Extending a previous practice, Symantec will buy back up to $1 billion in shares through public and private transactions. Symantec still has about $57 million remaining under its current share-repurchase plan. The company has bought back over $1.9 billion in shares since the last plan was approved in June 2007.
Share-buyback programs usually enhance the value of remaining shares, but they also have the effect of making it easier for executives to reach performance-based benchmarks because the earnings-per-share value increases as the number of shares in circulations decreases.
The overall theme of Symantec’s results was stabilization, and the market was appreciative. Symantec shares went up after the results were announced.
If Symantec benefited from the market’s low expectations, McAfee was undermined by the market’s relatively high expectations.
You wouldn’t know it from most of the business-press headlines regarding McAfee’s results, but the company actually did well in its fiscal third quarter.
McAfee reported sales of $485.3 million, up 18 percent from $409.7 million in the same period last year, just below the $486.6 million that Wall Street had predicted. Meanwhile, the company reported profit, excluding items, of 62 cents per share for the third quarter, above the average forecast of 60 cents, according to Thomson Reuters I/B/E/S.
The company is seeing slower growth on sales of anti-malware products to consumers. Up eight percent to $177 million in the quarter, consumer sales grew at their slowest rate since 2007. On the other hand, corporate sales grew 25 percent to $308 million, even though McAfee CEO Dave DeWalt said enterprise sales were affected by reduced sales of PC-based anti-malware software to companies that have fewer employees than they had previously. With fewer employees, companies have less need for PCs and PC software, including security products.
DeWalt made an interesting point about software sales to consumers. He noted that accounting rules require McAfee to book revenue from each consumer sale over 36 months. As such, he said, revenue reported in any one quarter is “a backward looking indicator.”As for what transpired specifically in the third quarter, DeWalt said consumer bookings grew 12.5 percent.
Looking ahead, McAfee foresees fourth-quarter profit, excluding items, of 61 to 65 cents per share on revenue of $505 million to $525 million. Analysts expect McAfee to earn 63 cents per share on revenue of $507 million.
McAfee fell just short of expectations on the revenue side, and it was punished accordingly by analysts and investors alike. Conversely, Symantec wasn’t a train wreck, as some analysts had anticipated, so it was rewarded for taking steps toward stability.

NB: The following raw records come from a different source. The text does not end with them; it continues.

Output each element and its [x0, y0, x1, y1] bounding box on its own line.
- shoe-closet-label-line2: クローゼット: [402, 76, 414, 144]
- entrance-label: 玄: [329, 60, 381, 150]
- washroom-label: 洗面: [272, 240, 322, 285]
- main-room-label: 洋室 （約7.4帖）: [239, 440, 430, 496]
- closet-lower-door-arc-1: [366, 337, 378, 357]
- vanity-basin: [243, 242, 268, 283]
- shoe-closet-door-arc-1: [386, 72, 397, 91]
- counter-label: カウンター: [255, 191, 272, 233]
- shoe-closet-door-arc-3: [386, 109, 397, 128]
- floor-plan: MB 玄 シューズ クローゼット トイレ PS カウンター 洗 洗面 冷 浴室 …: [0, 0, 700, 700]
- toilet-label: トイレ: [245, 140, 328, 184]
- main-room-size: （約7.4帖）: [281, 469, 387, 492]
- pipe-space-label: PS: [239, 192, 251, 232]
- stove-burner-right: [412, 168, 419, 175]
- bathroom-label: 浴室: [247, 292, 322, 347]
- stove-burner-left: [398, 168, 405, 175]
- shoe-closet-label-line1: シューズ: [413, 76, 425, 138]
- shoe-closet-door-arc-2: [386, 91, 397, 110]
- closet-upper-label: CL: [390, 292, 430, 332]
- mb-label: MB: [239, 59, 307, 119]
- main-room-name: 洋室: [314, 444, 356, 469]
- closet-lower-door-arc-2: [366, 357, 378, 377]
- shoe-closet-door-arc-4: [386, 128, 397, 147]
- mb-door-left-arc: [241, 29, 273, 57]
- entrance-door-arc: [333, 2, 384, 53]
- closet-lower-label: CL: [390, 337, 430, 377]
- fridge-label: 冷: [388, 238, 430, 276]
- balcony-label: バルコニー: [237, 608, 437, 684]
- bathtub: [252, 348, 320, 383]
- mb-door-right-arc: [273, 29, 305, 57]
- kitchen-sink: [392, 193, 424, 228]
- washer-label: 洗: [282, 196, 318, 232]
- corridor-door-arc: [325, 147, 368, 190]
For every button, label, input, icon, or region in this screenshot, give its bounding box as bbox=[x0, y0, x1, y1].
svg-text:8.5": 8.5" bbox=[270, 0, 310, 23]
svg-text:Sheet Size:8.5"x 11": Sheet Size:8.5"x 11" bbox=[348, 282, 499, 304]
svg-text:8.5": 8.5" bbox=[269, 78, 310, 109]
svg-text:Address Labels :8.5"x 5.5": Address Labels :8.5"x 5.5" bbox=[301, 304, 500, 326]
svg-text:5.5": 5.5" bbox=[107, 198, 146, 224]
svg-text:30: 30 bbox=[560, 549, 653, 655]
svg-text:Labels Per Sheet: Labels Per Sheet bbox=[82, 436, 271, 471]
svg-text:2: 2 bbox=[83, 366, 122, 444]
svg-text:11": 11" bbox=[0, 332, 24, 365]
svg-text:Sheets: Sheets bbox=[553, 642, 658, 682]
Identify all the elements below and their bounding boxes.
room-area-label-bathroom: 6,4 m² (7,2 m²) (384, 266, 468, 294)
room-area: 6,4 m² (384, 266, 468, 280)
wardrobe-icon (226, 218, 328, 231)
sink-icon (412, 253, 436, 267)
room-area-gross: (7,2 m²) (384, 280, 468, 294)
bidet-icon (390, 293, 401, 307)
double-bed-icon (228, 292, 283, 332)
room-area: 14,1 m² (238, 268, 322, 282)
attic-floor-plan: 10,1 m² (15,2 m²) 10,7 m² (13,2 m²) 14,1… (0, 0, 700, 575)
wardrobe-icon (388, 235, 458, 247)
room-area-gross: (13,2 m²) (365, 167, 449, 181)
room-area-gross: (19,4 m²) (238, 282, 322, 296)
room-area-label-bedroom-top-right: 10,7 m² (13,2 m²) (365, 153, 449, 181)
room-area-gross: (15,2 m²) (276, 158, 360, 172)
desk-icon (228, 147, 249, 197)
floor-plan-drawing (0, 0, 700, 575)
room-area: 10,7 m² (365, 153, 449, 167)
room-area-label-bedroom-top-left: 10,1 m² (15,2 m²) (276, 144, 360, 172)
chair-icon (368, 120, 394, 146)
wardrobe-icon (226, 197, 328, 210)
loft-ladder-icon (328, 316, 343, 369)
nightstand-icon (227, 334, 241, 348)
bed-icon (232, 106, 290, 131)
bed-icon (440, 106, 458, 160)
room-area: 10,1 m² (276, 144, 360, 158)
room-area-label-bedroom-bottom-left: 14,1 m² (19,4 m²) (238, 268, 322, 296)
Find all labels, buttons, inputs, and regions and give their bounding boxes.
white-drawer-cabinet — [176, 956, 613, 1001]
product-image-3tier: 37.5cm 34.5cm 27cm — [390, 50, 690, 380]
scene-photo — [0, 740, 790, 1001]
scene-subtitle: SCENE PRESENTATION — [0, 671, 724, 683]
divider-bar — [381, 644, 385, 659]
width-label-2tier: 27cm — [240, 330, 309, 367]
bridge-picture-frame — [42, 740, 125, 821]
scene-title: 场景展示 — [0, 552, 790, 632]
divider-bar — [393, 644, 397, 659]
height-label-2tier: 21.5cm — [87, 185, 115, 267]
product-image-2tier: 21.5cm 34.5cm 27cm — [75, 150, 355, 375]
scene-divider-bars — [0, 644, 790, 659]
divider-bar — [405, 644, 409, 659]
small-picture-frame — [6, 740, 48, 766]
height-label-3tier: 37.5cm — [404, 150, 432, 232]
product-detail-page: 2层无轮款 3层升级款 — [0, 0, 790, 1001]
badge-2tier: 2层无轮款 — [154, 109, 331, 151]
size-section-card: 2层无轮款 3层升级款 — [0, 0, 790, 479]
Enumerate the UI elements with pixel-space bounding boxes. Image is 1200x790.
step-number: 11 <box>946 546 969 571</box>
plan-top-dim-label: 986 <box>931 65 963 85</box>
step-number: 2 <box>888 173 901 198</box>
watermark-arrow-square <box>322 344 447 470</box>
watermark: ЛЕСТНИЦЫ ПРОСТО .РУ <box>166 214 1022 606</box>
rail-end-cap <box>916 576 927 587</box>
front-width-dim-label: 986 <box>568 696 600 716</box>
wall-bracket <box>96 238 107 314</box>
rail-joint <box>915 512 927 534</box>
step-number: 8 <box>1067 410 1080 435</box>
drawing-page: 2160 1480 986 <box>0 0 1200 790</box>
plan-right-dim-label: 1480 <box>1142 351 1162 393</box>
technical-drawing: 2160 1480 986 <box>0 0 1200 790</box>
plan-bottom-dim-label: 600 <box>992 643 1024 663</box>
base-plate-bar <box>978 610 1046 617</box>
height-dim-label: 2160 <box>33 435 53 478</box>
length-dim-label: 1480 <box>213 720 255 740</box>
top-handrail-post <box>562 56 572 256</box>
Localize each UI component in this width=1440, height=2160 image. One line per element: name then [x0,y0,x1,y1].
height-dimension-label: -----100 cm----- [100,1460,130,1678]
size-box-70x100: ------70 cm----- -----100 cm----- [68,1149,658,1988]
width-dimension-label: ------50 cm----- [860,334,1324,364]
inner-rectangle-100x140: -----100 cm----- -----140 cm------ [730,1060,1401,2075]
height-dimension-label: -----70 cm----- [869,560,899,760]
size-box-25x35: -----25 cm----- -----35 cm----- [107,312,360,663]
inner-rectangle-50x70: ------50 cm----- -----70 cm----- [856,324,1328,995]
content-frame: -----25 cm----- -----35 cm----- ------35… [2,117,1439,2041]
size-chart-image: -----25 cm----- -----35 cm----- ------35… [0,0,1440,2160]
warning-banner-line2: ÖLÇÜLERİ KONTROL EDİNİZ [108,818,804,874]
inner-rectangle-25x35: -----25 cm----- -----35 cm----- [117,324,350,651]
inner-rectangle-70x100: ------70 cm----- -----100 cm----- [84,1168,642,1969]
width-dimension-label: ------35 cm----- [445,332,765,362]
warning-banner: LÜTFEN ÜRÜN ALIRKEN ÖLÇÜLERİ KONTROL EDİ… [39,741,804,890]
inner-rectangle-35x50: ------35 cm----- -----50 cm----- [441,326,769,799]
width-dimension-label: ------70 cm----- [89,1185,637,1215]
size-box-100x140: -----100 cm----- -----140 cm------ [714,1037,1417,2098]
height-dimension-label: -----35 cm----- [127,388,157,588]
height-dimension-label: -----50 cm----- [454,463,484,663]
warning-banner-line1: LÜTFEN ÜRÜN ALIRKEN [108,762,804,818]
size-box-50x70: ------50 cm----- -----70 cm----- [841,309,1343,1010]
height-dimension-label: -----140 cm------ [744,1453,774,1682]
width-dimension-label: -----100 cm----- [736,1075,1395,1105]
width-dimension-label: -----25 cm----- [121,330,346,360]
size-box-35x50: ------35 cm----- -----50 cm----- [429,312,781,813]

Although some of the business press focused on Symantec’s pickup in consumer business, the real battle between it and McAfee will occur in enterprise accounts, from SMBs all the way up to the largest corporations. Even though investors like the margins associated with anti-malware sold to consumers, that market is intensely competitive, even more so now Microsoft finally has a free consumer offering, Microsoft Security Essentials (MSE), that is good enough to cut into the for-pay sales of Symantec, McAfee, Trend, and others.
Neither Symantec nor McAfee will admit that Microsoft is a threat on the consumer front, but, behind the scenes, they must be concerned about market erosion.
Symantec is making considerable effort to rectify the problems it had in its SMB channel. It also won some big enterprise deals. Increasingly, what it does in enterprise markets will be critical to its long-term prosperity. Although evidence suggests McAfee is gaining ground on Symantec in business markets, “big yellow” is getting back to basics and will make its smaller rival earn any further advances.
It won’t be easy for either vendor. Even as they’re getting pinched competitively in the consumer space, Symantec and McAfee confront constrained corporate budgets.
According to Bloomberg, Goldman Sachs Group reported this month that enterprise global spending on security programs next year will grow about 5 percent, compared with an 8 percent increase for all enterprise software.